The train tracks are singing
The train tracks are singing to me
I have never heard them sing like this
I put my headphones in
I put my head phones in with nothing playing which is the closest I get to this city
I leave the theatre and
I put my headphones in with nothing playing and the streets look like they’re lit by par cans and fresnels
An old man whose beard furrows into his hat sings as he passes me and it sounds French or Italian.
A sign in a shop window lettered like ‘keep calm’ reads ‘love is only mad-‘ but I can’t read the rest of the message
Petals of blossom filter down through the air like sunlight and confetti
I have my headphones in with nothing playing and I listen to the city.
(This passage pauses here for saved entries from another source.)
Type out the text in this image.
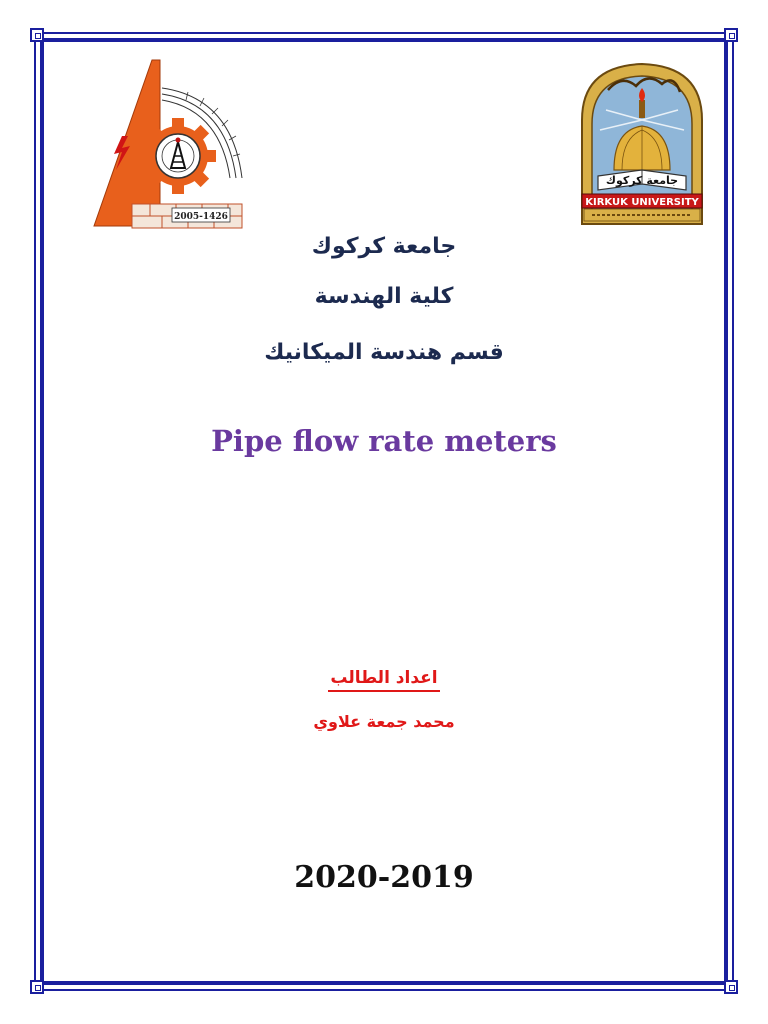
2005-1426
جامعة كركوك
KIRKUK UNIVERSITY
جامعة كركوك
كلية الهندسة
قسم هندسة الميكانيك
Pipe flow rate meters
اعداد الطالب
محمد جمعة علاوي
2020-2019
This city that never feels like a place I would be, I feel small and successful. A man sat on the floor with a tin in front of him reads a book through gloveless fingers
The eyes of a young man or old boy linger on me, brown eyes and corn rows I glance behind me and he turns and follows.
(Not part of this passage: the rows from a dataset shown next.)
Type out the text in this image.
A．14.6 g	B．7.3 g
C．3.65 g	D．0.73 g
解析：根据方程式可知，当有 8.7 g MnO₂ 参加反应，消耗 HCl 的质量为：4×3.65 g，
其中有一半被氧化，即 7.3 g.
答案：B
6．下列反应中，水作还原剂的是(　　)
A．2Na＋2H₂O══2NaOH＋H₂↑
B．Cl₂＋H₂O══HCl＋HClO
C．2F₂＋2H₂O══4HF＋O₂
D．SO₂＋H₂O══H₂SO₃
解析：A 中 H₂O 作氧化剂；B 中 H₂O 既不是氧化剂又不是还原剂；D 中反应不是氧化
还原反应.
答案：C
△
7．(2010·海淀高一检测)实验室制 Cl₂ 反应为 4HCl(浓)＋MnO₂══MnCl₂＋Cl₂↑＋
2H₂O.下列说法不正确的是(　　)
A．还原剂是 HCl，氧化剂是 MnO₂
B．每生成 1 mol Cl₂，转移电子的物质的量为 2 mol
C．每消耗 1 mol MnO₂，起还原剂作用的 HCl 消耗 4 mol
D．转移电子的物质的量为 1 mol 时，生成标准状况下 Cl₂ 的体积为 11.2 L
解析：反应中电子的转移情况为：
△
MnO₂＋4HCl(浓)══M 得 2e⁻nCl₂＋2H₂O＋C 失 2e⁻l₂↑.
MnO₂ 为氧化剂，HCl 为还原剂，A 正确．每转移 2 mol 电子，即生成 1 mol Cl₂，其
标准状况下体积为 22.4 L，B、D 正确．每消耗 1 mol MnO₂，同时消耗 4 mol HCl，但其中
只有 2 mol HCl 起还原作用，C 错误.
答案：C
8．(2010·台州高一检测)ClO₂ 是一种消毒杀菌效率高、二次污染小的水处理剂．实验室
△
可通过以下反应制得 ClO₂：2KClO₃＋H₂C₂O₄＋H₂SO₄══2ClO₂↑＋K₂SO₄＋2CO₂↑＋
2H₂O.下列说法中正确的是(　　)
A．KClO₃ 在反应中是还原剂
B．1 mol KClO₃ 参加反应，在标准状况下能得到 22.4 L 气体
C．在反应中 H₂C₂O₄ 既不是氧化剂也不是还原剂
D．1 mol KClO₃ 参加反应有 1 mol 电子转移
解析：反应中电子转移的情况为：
He’s following me along the street, I see it in the reflection of the Wetherspoons and another young man old boy glances at me then talks to the friend and I hear him say ‘she had headphones in’ as I walk on
It is only at Warren Street I realise they probably wanted me to buy them some beer at Budgens.
I wonder if I would have done,
I feel bad for feeling threatened by them. I feel like If I hadn’t have been wearing headphones and they had asked I wouldn’t have known what to do and probably would have done something terrible like make them promise that they’d do something to make up for getting drunk tonight, like call their grandmothers, or read a book I could recommend them.
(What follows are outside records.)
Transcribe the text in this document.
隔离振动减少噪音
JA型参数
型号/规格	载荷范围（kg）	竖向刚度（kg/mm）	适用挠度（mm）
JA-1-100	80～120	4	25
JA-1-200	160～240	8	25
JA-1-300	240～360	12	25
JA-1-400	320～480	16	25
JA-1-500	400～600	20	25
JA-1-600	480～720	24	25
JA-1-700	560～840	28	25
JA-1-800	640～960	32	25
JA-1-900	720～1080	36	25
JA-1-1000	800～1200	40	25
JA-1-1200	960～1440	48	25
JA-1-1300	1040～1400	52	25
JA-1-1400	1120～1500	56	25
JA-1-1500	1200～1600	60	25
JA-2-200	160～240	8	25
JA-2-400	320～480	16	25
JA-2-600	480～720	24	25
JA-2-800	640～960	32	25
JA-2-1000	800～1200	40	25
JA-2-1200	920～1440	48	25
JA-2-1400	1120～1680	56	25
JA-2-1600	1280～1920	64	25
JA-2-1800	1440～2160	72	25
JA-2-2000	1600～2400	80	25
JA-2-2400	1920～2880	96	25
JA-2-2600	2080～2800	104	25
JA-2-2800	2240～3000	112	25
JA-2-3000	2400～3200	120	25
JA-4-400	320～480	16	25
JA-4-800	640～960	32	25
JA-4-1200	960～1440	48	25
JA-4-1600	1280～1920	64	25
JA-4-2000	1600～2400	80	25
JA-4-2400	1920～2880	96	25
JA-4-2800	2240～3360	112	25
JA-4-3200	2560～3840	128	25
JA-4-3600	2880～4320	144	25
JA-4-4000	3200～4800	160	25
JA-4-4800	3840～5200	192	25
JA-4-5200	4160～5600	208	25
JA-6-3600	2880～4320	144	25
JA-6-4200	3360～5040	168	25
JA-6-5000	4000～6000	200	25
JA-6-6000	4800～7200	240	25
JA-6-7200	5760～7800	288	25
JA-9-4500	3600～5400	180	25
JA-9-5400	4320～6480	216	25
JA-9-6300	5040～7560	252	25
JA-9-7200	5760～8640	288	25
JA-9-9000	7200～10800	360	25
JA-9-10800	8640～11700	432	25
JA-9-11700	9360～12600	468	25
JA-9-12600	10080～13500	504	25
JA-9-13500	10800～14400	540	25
Or go to the theatre. I could buy them a ticket to go see the play I just saw. I would explain to them who Kate Tempest is and how I feel now like I did after I saw her raise her voice with poetry of broken hearts and broken people like myths and heroes. ‘It’s mostly about mobile phones, and cities’, I would say, ‘and how capitalism is on the floor, bleeding and we are black, black, black with its blood’.
And they would let me buy them the beer and give me fake email addresses to send the ticket references to.
It takes me to Pimlico to finish the thought of what I would do about a thing that never happened.
I’ve been trying to remember who described contemporary technology in the city as cultivating a new ‘alone together’.
I think it was maybe Graeme Miller, but if it wasn’t, if I start by looking there, I think that’s the way I’ll remember where to find it
I think “I’ll look it up on my phone when I get to Brixton”.